“What are some common sources of non-passive bulb failure?”
One cause of non-passive bulb failure is often overcooling or undercooling of the bulb. Overcooling can prevent the bulb from reaching an optimal operating temperature and under cooling can allow the bulb to exceed a safe operating temperature and result in failure. Contributing factors include (but are not limited to) clogged fan filters, restricted air flow, a worn fan, an environment that is excessively cold, hot, or humid, or excessive air flow through the unit. In addition to over or undercooling, rapid temperature changes can also cause stress on the bulb. This can occur if the unit is in a warm environment and a nearby air conditioning duct or opened window allows chilled air to enter the unit.
Another common mistake is using the bulb over 2,000 hours. While it may be tempting to reset the hour meter after it indicates a necessary bulb change without actually changing the bulb, DO NOT RESET. Even if the unit still has sufficient intensity, NEVER do this. Eventually, most bulbs will fail in a non-passive manner if operated beyond 2,000 hours.
Excessive cycling can also cause bulb failure. During the bulb’s warm-up phase, the different coefficients of thermal expansion between the quartz and metal components in the bulb cause stress in the quartz. The more frequently a bulb is cycled (more than 1 power-up cycle per 8 hours), the more fatigue and stress are imparted to the bulb. Best practice is to leave the unit on as long as possible to avoid excessive power on-off cycling.
Vibrations, contamination from finger oil, or not providing proper air clearance are also common problems that can result in non-passive bulb failure.
“Will overexposure during curing have any effect on the adhesive?”
The effect of underexposure is obvious… incomplete cure. The effects of overexposure are more complex. Double and triple exposures (two to three times the dosage required to cure) typically have little effect on light-curable materials. However, significant overexposure to UV light with attendant heat may age DYMAX materials and some substrates (especially plastics). Severe aging may appear as cracking, physical distortion, changes in color, or chalking. Some physical properties such as an increase in hardness or decrease in elongation may also change. The degree of aging will depend upon several factors including intensity of the lamp, the wavelengths transmitted to the resin, temperature, exposure time, substrates, and specific formulations.
Aging from UV light is not the only concern associated with extra long exposures. Parts may get hot under UV lamps with extended exposures. Thermal aging can exhibit the same effects as UV aging. Some types of plastics may warp, scorch, or decompose from excessive heat absorption. A fan in the curing area may help keep parts cooler.
Significant overexposure of a resin to UV-curing light is unlikely to occur in a properly controlled curing process. End users should always test and validate their assembled device at the upper and lower limits of their process against the lifetime use of their device.

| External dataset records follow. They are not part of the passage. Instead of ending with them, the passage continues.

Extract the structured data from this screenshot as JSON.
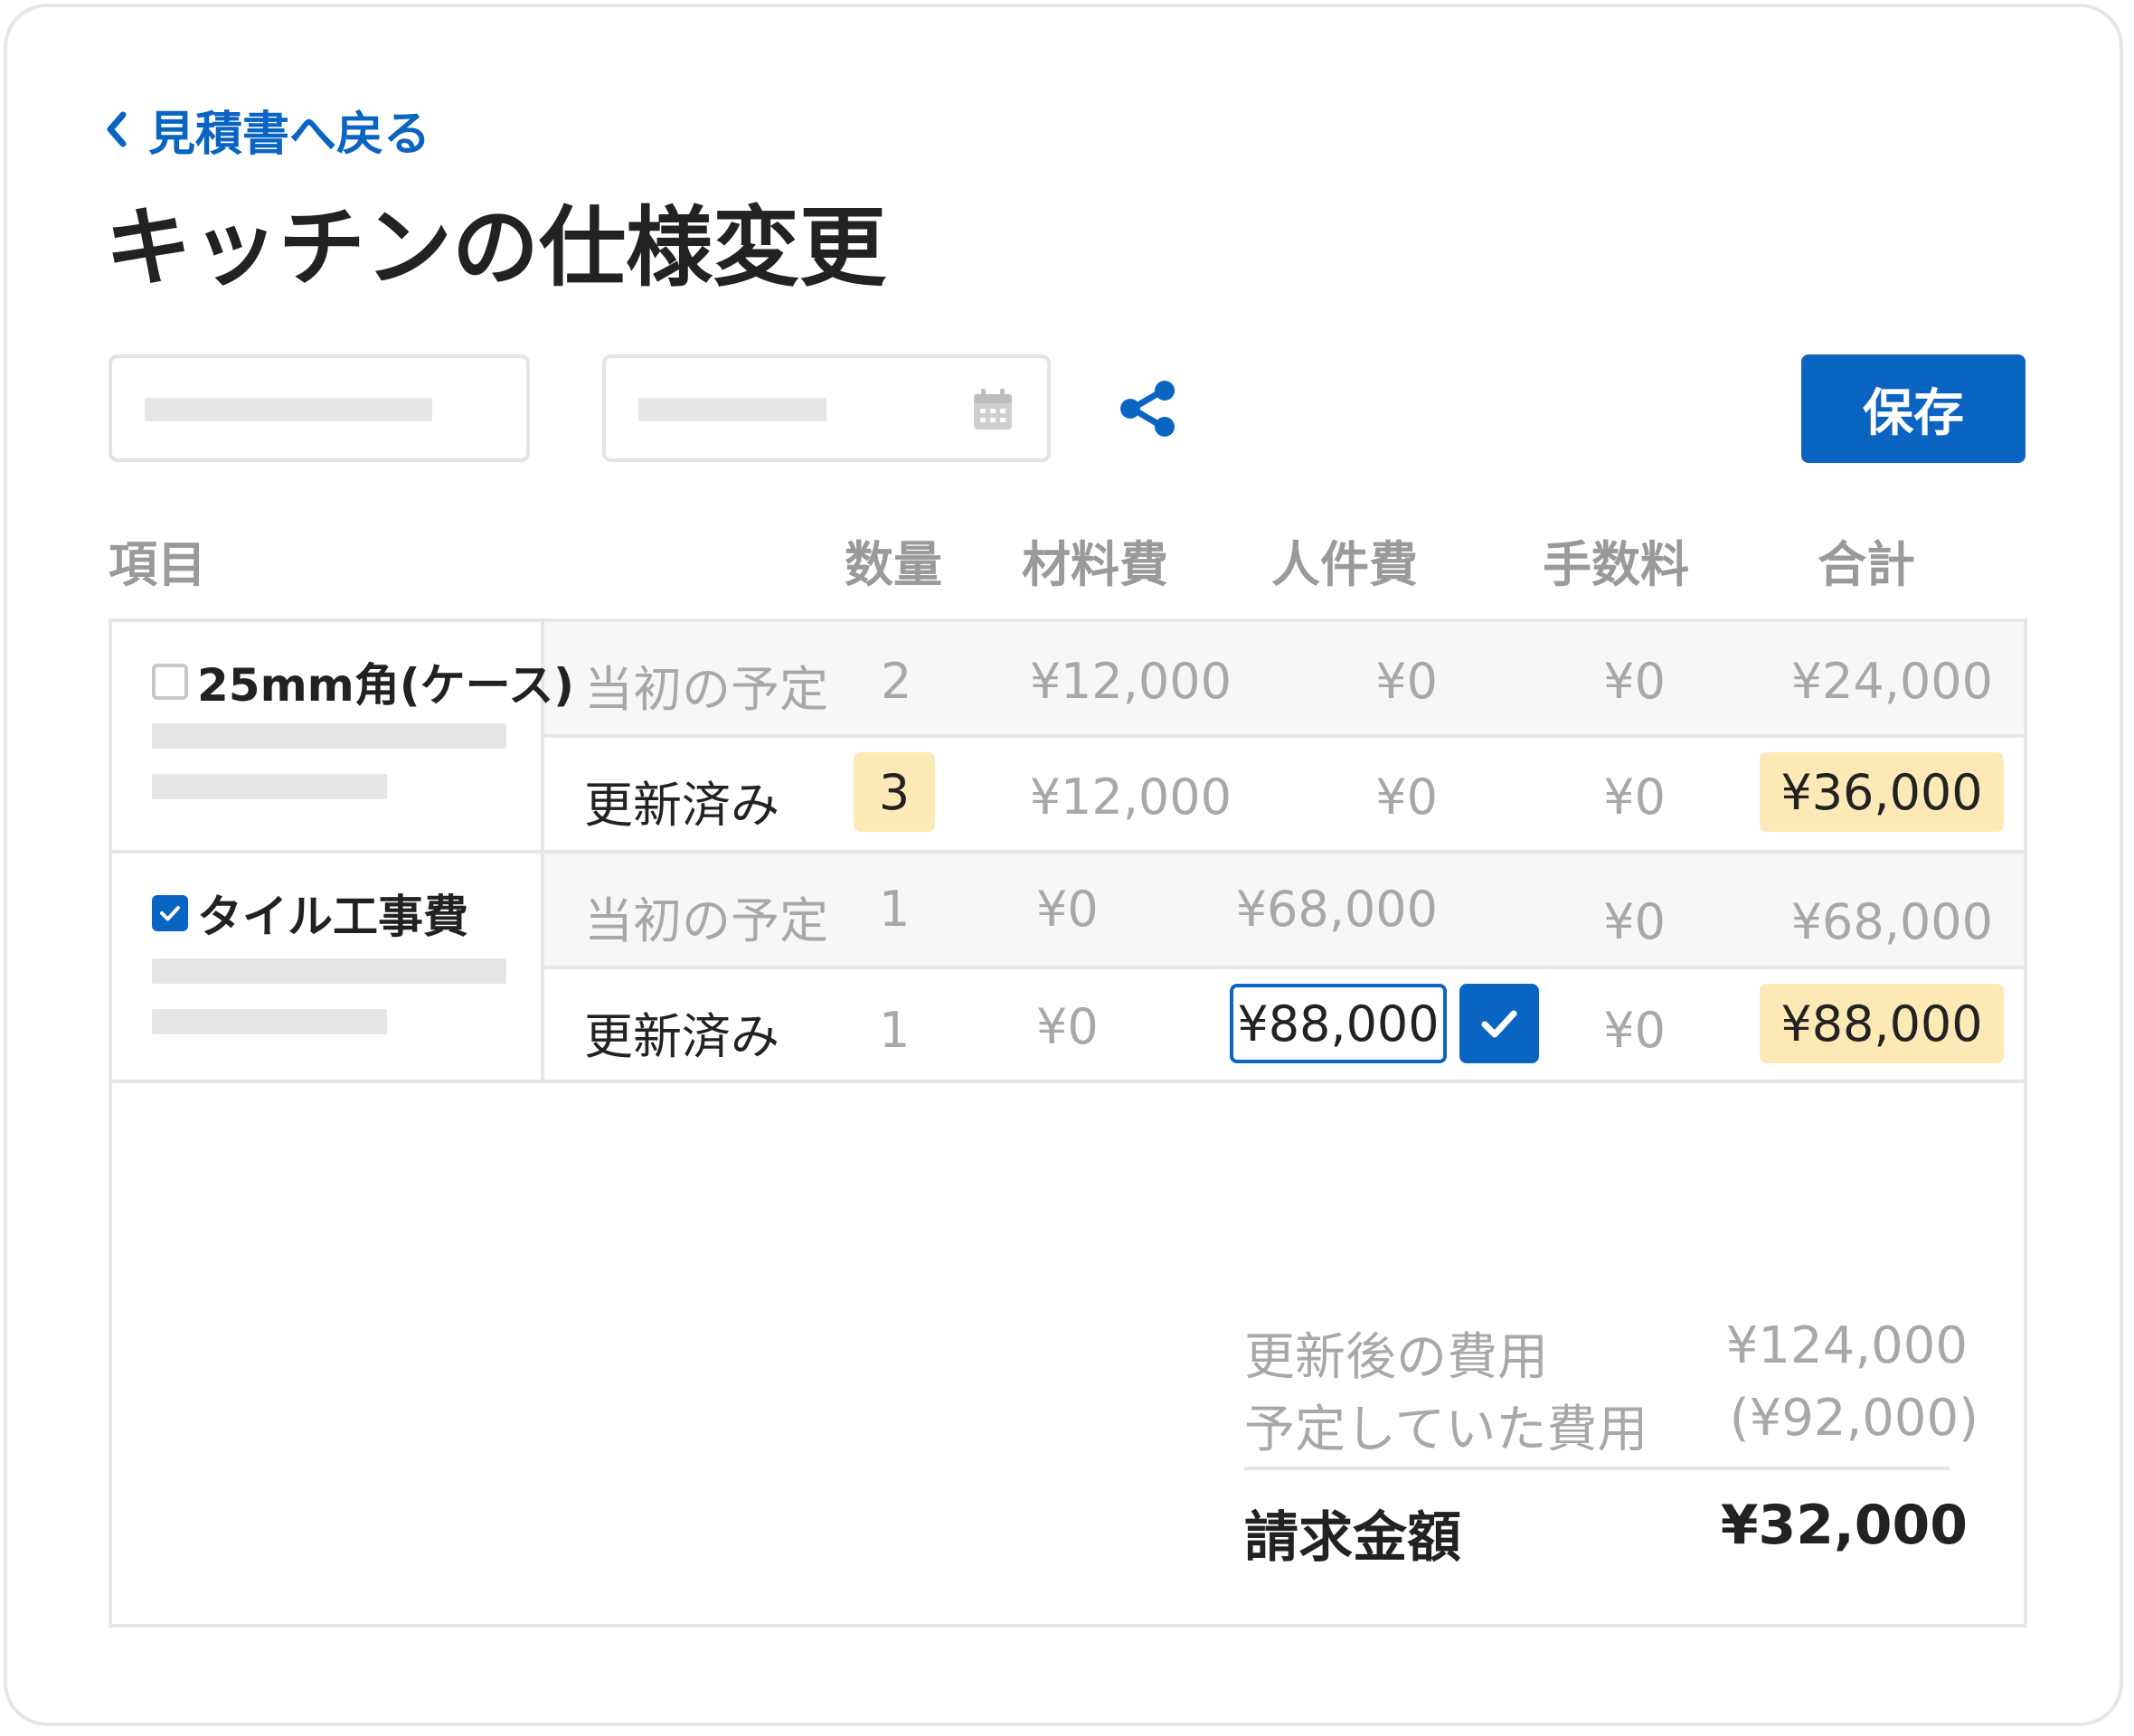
{
  "header": {
    "back_label": "見積書へ戻る",
    "title": "キッチンの仕様変更"
  },
  "toolbar": {
    "save_label": "保存"
  },
  "columns": {
    "item": "項目",
    "qty": "数量",
    "material": "材料費",
    "labor": "人件費",
    "fee": "手数料",
    "total": "合計"
  },
  "rows": [
    {
      "name": "25mm角(ケース)",
      "checked": false,
      "planned": {
        "label": "当初の予定",
        "qty": "2",
        "material": "¥12,000",
        "labor": "¥0",
        "fee": "¥0",
        "total": "¥24,000"
      },
      "updated": {
        "label": "更新済み",
        "qty": "3",
        "material": "¥12,000",
        "labor": "¥0",
        "fee": "¥0",
        "total": "¥36,000"
      }
    },
    {
      "name": "タイル工事費",
      "checked": true,
      "planned": {
        "label": "当初の予定",
        "qty": "1",
        "material": "¥0",
        "labor": "¥68,000",
        "fee": "¥0",
        "total": "¥68,000"
      },
      "updated": {
        "label": "更新済み",
        "qty": "1",
        "material": "¥0",
        "labor": "¥88,000",
        "fee": "¥0",
        "total": "¥88,000"
      }
    }
  ],
  "summary": {
    "updated_cost_label": "更新後の費用",
    "updated_cost_value": "¥124,000",
    "planned_cost_label": "予定していた費用",
    "planned_cost_value": "(¥92,000)",
    "billing_label": "請求金額",
    "billing_value": "¥32,000"
  },
  "colors": {
    "accent": "#0a64c2",
    "highlight": "#fde9b6",
    "border": "#e6e6e6"
  }
}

“One of the materials I’m using has exhibited syneresis. What is the best way to reverse the syneresis?”
A few thickened adhesives (VT and GEL grades) occasionally exhibit syneresis. Syneresis appears as a thin film or puddles of low-viscosity adhesive on top of the thicker adhesive. Sour cream and yogurt are familiar products that also exhibit syneresis. The composition of the low-viscosity syneresis liquid is chemically identical to the thickened material. It has the same chemical and bonding properties but the viscosity is much lower.
Time and colder temperatures can promote syneresis. We would recommend using a First In, First Out (FIFO) inventory control. FIFO inventory control can help control the amount of time a product is stored before use. We would also suggest that syneresis-prone materials are not refrigerated. In fact, mild heating can reverse the syneresis in some products.
Once syneresis has occurred, mixing is the most common method of returning the mixture to a homogeneous state. Mixing can be accomplished with a traditional paddle or spatula (being careful to minimize air entrapment) or mixing can be accomplished through the use of a static mixer.